I ask about the practicalities of starting to trade in the GB market. Tempus has just started trading and is using Freepoint to do that. Bell says Tempus “put the usual capital with Elexon. Because we are minimising imbalance risk we can put less collateral with Elexon than a company that wasn’t actively managing imbalance risk. That’s a key part of our competitive advantage. There are some issues with the methodology there. If you only provide accurate data they still use five days of incorrect data on a rolling basis. That’s how it is. We have spoken to Ofgem about that, it acts as a disadvantage to us. The system assumes that no-one can manage.” She says that’s a change Ofgem could make.
“At the volumes we are coming in with there is obviously no problem with liquidity.” But that’s in the short term, and Bell does see it as a persistent problem with the GB market and one that deters entrants. “I believe every energy trade over 1MW should be trad- ed on an exchange. In Scandinavia more than 80% of energy trades are on an exchange. I could enter that market and take market share. That is the definition of competition.” She is worried that “The CMA has an incomplete view of what a competitive market is. In a competitive market every entity is trying to take market share, not 20% here and there. No. Every single customer is a target in a competitive market.”
How does Bell see the Tempus addressing that market? The company, which is currently owned by Bell and the management team, (along with an option scheme for staff) has raised capital by crowdfundng through Crowdcube. Bell says that has brought in a mixture of high net worth investors and some traditional Crowdcube types. Now, “there will be a second fundraising in which we expect to raise £3-5 million to close before the end of the year. That will be more traditional – cleantech funds.
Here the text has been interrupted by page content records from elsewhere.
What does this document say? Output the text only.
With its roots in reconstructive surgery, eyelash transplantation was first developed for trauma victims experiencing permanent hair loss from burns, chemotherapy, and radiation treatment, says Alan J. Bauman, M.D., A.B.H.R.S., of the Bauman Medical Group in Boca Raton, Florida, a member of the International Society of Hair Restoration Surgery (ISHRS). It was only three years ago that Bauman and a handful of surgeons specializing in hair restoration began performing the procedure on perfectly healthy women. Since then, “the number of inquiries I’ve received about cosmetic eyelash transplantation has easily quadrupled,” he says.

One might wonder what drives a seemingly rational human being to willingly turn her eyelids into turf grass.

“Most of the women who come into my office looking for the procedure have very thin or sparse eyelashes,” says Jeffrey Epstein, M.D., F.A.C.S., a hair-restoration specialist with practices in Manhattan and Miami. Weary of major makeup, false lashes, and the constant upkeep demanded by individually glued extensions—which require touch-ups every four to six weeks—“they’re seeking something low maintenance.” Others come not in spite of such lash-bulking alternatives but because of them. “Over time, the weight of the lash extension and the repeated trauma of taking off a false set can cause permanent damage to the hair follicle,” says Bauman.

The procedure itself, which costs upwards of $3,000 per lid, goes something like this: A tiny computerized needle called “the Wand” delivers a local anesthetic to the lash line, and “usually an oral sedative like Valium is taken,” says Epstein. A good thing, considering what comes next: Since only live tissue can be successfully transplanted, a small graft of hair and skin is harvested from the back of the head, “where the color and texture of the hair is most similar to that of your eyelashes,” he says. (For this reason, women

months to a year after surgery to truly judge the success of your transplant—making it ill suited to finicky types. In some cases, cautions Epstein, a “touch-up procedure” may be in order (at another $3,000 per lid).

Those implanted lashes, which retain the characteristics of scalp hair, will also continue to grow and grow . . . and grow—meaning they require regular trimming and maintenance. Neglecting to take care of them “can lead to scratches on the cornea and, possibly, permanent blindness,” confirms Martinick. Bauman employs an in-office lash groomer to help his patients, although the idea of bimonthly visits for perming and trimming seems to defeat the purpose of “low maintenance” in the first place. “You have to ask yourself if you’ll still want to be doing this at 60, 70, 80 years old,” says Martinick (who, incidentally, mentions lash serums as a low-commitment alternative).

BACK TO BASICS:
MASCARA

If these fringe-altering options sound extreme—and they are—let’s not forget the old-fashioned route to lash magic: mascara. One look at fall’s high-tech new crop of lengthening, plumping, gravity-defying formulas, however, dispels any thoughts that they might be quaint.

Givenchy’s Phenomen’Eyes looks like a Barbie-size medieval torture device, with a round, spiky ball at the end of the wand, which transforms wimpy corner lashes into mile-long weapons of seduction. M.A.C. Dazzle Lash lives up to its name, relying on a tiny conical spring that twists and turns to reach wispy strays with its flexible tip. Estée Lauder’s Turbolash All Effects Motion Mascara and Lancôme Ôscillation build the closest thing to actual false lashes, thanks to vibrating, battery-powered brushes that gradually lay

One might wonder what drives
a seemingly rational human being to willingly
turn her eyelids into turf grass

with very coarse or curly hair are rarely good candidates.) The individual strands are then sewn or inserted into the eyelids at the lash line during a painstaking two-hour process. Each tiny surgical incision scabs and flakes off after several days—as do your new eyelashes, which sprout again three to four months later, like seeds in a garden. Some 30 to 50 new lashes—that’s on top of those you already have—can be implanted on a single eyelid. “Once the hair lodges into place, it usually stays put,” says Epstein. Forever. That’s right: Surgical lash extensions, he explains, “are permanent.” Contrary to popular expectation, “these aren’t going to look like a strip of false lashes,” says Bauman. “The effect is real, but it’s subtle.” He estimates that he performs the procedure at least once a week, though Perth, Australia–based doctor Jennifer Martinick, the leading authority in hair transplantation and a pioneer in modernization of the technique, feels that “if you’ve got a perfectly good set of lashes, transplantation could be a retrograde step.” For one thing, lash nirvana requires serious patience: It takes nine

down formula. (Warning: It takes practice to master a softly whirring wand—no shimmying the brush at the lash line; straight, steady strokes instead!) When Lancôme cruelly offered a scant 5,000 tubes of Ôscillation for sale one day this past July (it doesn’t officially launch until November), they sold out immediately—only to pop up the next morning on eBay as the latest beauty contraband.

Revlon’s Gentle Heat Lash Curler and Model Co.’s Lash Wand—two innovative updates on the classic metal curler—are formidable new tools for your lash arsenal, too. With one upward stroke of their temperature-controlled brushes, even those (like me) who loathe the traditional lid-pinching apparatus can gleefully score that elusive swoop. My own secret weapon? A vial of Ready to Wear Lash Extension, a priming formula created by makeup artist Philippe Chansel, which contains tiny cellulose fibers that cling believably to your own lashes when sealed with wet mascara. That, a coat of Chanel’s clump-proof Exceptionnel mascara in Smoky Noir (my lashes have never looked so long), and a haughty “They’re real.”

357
Many will not invest if you are pre-revenue so now is an optimal time to do it.”
“There will be a second fundraising in which we expect to raise £3-5 million to close before the end of the year.”
The crowdfunding brought unexpected dividends. “One crowdfund investor brought in two friends and helped get to £1 million and will run the next round.”
Bell says the company’s first focus will be the UK supply business, and the company has just started signing up customers. But she plans to expand internationally very quickly. “It’s becoming increasingly clear that licensing the technology [will not work elsewhere]– and we need to acquire businesses. We are looking at two businesses, in Scandinavia and in the US.”
“Our customers are our imbalance hedge, so you can’t separate the trading from the customer acquisition or the IT.”
Bell has found that she had to rethink the company structure along with the business model. “It’s difficult for a traditional utility to do this because they have such silos. In this company … our customers are our imbalance hedge, so you can’t separate the trading from the customer acquisition or the IT. From a management point of view you have to have people who can handle fuzzy lines between the functions.
“We have to encourage a culture here of continuous encroachment and that needs very secure individuals. Designing the business model I hadn’t fully appreciated that we’d need a completely different corporate structure as well. It’s been very interesting. But it creates a competitive advantage because it’s very hard to emulate.”